HONRA A TU MADRE CUENTOS SOBRE HONRA A TU MADRE


HONRA A TU MADRE CUENTOS SOBRE HONRA A TU MADRE

Estas eran dos hermanas viudas que tenían el mérito de ser piadosas y, desde luego, procuraba guiar a sus hijos por los preceptos y la doctrina de Jesús.

Pero una era constante en la educación que daba a su hijo, mientras que la otra cejó pronto en ese noble empeño.

Rafael era de la misma edad de Víctor, y cuando estuvieron aptos, ingresaron a trabajar en casas comerciales como aprendices.

La para esa reducida, desde luego, pero con las propinas que recibían de algunos clientes, Rafael sostenía a su madre con decoro; mientras Víctor, indolente, trataba de dar a su madre lo menos posible de su paga, usando el resto en su propio beneficio.

Pasaron los años muy veloces, y tanto Rafael como Víctor hicieron progresos en su trabajo.
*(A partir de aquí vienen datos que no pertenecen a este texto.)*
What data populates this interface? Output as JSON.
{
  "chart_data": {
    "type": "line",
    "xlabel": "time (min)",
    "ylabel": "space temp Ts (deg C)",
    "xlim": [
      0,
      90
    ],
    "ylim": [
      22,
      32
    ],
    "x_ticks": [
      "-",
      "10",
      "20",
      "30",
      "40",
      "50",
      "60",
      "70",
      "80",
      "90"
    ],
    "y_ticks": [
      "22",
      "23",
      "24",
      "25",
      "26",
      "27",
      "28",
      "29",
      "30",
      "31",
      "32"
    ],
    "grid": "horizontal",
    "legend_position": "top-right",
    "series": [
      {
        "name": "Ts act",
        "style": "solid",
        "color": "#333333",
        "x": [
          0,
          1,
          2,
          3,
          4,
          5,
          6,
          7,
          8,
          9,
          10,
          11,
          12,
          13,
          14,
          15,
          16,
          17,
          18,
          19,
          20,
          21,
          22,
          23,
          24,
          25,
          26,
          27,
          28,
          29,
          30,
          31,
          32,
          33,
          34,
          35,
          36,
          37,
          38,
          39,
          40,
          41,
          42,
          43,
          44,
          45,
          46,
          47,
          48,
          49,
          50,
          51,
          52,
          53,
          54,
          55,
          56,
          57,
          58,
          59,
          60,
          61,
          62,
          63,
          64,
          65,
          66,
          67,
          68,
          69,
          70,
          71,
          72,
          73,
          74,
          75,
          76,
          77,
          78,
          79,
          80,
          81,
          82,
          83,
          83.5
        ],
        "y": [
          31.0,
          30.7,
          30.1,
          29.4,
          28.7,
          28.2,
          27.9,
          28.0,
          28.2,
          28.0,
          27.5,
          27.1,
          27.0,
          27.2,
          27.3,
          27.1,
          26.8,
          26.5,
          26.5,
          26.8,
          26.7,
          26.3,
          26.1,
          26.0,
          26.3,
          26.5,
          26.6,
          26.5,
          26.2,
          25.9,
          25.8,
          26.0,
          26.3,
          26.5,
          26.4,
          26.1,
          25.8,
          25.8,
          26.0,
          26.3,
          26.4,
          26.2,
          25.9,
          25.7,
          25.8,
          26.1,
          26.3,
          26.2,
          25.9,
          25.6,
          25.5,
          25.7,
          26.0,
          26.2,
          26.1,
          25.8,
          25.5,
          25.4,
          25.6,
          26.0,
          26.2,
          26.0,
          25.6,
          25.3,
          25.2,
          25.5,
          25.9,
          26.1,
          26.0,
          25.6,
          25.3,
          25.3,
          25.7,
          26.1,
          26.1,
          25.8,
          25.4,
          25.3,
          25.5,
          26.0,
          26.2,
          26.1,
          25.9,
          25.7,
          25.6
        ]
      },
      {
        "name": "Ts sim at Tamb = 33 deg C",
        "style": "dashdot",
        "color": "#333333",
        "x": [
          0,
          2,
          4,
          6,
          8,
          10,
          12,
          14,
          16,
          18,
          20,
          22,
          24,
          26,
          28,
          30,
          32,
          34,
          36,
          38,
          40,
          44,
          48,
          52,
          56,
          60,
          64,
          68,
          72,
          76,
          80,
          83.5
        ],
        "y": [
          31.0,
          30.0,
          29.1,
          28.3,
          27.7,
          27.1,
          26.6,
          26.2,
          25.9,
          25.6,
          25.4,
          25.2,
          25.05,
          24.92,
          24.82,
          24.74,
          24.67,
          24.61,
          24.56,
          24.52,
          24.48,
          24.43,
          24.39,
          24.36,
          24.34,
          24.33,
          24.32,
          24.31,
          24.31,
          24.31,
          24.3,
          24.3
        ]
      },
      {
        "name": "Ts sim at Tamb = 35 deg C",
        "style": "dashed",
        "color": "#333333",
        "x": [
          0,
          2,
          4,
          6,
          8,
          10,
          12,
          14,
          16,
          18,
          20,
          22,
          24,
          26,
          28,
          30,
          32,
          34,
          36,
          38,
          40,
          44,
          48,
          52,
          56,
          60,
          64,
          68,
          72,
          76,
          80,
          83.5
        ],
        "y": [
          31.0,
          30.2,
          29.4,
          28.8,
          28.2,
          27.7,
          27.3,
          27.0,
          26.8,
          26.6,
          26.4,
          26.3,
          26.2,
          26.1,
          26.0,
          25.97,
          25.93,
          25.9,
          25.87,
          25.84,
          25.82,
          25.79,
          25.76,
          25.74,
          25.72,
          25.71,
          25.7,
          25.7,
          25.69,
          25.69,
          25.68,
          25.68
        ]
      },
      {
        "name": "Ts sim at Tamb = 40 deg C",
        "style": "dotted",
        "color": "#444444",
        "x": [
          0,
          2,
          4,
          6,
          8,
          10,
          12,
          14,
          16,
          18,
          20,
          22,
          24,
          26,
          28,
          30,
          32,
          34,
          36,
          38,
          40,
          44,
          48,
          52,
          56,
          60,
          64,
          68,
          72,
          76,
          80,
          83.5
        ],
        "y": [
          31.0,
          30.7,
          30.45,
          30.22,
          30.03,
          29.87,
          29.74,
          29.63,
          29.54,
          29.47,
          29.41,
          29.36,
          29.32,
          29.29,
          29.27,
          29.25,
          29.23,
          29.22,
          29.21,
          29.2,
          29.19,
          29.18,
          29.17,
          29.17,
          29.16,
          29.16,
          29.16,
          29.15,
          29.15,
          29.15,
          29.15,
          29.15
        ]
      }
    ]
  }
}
Ahora eran vendedores y, por lo tanto, sus ingresos eran mayores.
Rafael proporcionó a su madre mayores comodidades en relación a su haber. Víctor por el contrario, seguía dando a su madre la misma cantidad de dinero, de modo que ella se veía obligada a trabajar cosiendo para las tiendas hasta altas horas de la noche. Podía así ella sostenerse y ayudar a su hijo, quien dilapidaba su sueldo en jaranas y vicios.

Ambos formaron su hogar propio. Rafael, siguiendo los consejos de su madre, tomó por consorte a una humilde pero virtuosa joven. Víctor, en cambio, se unió a una muchacha fatua y petulante como él. Al cabo del tiempo, como era natural, ambos tuvieron hijos.
Rafael llegó a prosperar en forma notable. Había abierto por su cuenta, con sus ahorros y la protección de sus patrones, un negocio, en el cual, dicho sea de paso, le iba muy bien yendo por el camino de hacer fortuna. Víctor continuaba de vendedor, percibiendo el mismo salario y sin muestras de mejoramiento de ningún orden.

Cuando murió la madre de Rafael, enorme fue el dolor y la desolación del joven. Guiado por el acendrado amor que le tenía, hizo construir un mausoleo para el eterno reposo de sus amados restos. Cuando falleció la madre de Víctor, éste poco o nada se afectó por ello; más bien pensaba en su fuero interno que debería felicitarse por haberle liberado Dios de una carga mortificante, pues la anciana madre, era, además de enferma, inválida por una hemiplejía; y la hizo enterrar en una fosa común sin escrúpulo alguno.


¿Cuál fue la causa de tan distintos destinos y de tan diferentes epílogos?
La causa fue la diferencia de educación que cada madre prodigó a su hijo. Y en la diferencia de posibilidad de cada hijo respecto a sus deberes filiales.
El uno, Rafael, había tenido siempre presente el precepto: “Honra a tu padre y a tu madre”; el otro, Víctor había olvidado por completo este edificante precepto. Por eso no honró a su madre.